Sin embargo, hay quienes dicen cosas como esta: «¿Por qué voy a tener que condenar yo el franquismo si hubo muchas familias que lo vivieron con naturalidad y normalidad?» Son palabras del ex ministro y hoy eurodiputado Jaime Mayor Oreja, militante del Partido Popular (PP). Para contestar a ese y a otros comentarios basta con recordar que, por ejemplo...
* Las mujeres no podían abrir cuentas bancarias ni disponer de pasaporte sin permiso del padre, tutor o marido.
* Para matricular a un hijo en un colegio público había que presentar, aunque no siempre, un certificado de buena conducta, lo que implicaba no tener enemigos personales entre los franquistas que controlaban el barrio, el pueblo o el municipio.
* En numerosas ocasiones el acceso a una vivienda de protección oficial se conseguía a base de recomendación o de sometimiento laboral, económico, sexual...
* Con el apoyo expreso de las autoridades y bajo coacción se organizaban recaudaciones voluntarias de dinero para honrar a tal o cual mandamás (así consiguió la familia Franco el Pazo de Meirás).
* Las fuerzas de seguridad del Estado podían detener a cualquier ciudadano como sospechoso (o simplemente por haber sido acusado por un hombre de bien) y mantenerlo en calabozos durante días y más días.
* Había numerosos funcionarios de Justicia que participaban en las mafias de subasteros, que empleando ardides de todo tipo se repartían a bajo precio bienes embargados con el consiguiente perjuicio a personas y colectivos.
* Las licencias de importación (amén de adjudicaciones de todo tipo) se concedían discrecionalmente y sólo había un requisito imprescindible: ser franquista o amigo personal de un cargo público con poder o influencia... o bien garantizar una comisión a "alguien".
* Los niños que accedían a un colegio de pago gracias a una beca eran discriminados e incluso obligados legalmente a realizar trabajos (servir las mesas del comedor, recoger el material deportivo, barrer y fregar aulas…)

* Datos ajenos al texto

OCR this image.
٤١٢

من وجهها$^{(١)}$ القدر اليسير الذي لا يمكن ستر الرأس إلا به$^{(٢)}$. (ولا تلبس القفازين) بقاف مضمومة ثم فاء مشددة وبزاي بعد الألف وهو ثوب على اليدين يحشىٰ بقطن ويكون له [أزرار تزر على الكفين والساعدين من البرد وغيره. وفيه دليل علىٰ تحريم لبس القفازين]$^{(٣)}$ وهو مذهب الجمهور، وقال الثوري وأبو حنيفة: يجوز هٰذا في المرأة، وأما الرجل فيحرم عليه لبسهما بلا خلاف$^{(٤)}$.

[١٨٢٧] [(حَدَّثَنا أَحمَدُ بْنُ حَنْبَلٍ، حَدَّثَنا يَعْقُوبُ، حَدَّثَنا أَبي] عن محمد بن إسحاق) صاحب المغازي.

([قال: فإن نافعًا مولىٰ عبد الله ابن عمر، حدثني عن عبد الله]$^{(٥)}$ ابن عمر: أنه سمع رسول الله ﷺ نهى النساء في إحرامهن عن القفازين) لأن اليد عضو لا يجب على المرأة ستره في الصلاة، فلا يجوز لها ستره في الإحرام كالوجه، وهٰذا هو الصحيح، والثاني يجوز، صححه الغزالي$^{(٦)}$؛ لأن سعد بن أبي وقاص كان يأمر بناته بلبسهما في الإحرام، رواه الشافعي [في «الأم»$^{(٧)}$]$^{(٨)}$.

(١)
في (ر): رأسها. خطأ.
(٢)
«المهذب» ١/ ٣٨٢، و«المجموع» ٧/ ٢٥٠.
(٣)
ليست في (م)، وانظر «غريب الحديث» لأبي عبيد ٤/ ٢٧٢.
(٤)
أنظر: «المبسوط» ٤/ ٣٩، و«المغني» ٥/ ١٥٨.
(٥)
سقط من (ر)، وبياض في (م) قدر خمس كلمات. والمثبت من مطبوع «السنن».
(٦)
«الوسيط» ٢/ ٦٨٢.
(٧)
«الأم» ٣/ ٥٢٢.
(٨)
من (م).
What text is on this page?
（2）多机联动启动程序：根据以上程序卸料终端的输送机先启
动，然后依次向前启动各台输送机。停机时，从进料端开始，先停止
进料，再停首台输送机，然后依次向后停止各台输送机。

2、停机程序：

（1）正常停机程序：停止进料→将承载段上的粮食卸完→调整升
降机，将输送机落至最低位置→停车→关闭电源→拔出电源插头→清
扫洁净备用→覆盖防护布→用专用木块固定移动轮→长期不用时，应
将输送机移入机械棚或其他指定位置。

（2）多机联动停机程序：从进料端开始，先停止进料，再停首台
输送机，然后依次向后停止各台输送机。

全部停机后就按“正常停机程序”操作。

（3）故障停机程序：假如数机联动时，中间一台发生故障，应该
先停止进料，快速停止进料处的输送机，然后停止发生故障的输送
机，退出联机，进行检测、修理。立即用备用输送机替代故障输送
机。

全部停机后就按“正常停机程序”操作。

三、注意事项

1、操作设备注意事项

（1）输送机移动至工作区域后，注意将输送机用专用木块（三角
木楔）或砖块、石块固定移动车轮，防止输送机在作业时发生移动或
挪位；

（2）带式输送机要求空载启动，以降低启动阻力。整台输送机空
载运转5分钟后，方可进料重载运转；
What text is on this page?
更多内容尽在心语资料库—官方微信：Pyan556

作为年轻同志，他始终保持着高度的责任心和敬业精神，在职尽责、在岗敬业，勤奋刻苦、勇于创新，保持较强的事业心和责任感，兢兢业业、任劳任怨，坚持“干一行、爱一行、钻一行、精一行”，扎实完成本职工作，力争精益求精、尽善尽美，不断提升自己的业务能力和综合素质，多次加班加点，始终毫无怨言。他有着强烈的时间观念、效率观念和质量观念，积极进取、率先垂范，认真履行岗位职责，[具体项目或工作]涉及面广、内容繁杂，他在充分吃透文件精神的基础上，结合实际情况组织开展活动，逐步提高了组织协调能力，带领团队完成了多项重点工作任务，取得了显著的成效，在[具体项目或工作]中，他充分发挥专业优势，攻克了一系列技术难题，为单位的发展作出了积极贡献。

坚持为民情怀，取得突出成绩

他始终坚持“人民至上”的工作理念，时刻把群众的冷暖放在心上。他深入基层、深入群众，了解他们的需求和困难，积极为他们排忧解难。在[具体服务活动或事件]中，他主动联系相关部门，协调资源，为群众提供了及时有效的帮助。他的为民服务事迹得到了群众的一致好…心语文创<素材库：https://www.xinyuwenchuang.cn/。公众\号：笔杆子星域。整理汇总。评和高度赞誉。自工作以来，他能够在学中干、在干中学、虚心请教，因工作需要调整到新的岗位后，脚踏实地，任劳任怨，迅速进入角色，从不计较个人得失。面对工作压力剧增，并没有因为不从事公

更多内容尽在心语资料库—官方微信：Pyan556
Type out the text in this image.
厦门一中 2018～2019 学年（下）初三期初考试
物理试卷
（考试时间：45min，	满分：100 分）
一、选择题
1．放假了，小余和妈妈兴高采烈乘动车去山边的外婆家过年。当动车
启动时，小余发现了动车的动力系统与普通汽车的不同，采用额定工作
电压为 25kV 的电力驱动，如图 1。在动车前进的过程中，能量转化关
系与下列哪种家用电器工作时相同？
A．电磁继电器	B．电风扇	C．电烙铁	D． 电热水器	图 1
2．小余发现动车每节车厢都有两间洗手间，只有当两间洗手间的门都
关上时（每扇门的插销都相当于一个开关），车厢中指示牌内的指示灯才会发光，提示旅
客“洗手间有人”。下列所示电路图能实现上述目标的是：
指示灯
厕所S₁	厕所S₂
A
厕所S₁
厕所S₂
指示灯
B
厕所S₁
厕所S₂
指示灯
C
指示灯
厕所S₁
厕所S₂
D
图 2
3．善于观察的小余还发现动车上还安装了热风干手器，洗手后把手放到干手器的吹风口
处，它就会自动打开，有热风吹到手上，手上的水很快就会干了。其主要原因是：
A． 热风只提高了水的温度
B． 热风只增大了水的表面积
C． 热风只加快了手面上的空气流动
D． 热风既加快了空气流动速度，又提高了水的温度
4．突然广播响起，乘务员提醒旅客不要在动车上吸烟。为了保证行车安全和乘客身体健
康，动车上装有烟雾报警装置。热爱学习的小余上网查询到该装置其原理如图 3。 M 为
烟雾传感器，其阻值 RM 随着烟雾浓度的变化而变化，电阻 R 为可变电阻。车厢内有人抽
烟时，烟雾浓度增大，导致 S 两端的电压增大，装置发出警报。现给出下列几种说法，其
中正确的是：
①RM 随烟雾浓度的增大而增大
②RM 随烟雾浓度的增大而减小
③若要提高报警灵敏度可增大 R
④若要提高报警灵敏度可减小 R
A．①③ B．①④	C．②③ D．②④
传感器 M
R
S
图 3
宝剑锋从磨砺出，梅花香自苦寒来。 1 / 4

* Miles de jóvenes fueron utilizados durante el servicio militar como criados de oficiales y jefes militares.
* Ingentes cantidades de material e incluso inmuebles de las empresas y servicios públicos, más los de todas las compañías controladas por el INI o dependientes de otros organismos del Estado (Renfe, Feve, Telefónica, Bazán, Campsa, Tabacalera, Iberia, TVE, RNE, etcétera) fueran utilizados o robados en beneficio de particulares franquistas o amigos del régimen.
* Miles de funcionarios públicos adscritos al Movimiento, falangistas y personas del régimen obtuvieron vivienda o disfrutaron de casas de vacaciones con cargo al erario.
Más un larguísimo etcétera de casos y situaciones.
El robo de bienes públicos o su aprovechamiento privado eran norma
Mayor Oreja tiene razón: Fueron muchas las ventajas de las que disfrutaron esas familias que según él vivieron durante el franquismo con «naturalidad y normalidad».  
Uno desearía atemperar ciertos recuerdos…
Para contestar a las ignominias de Mayor Oreja no es preciso referirse a los muertos y heridos durante la guerra civil provocada por el golpe de Estado del 18 de julio de 1936, basta con recordar los asesinados, encarcelados, extrañados, arruinados y represaliados por el Gobierno franquista una vez finalizada la guerra civil y hasta el último día del régimen.
La simple vida cotidiana de la inmensa mayoría de los españoles estuvo marcada durante el período 1939-75 por el embrutecimiento, la iniquidad, las discriminaciones sistemáticas y para redondear: la corrupción no era un problema porque el régimen era la corrupción.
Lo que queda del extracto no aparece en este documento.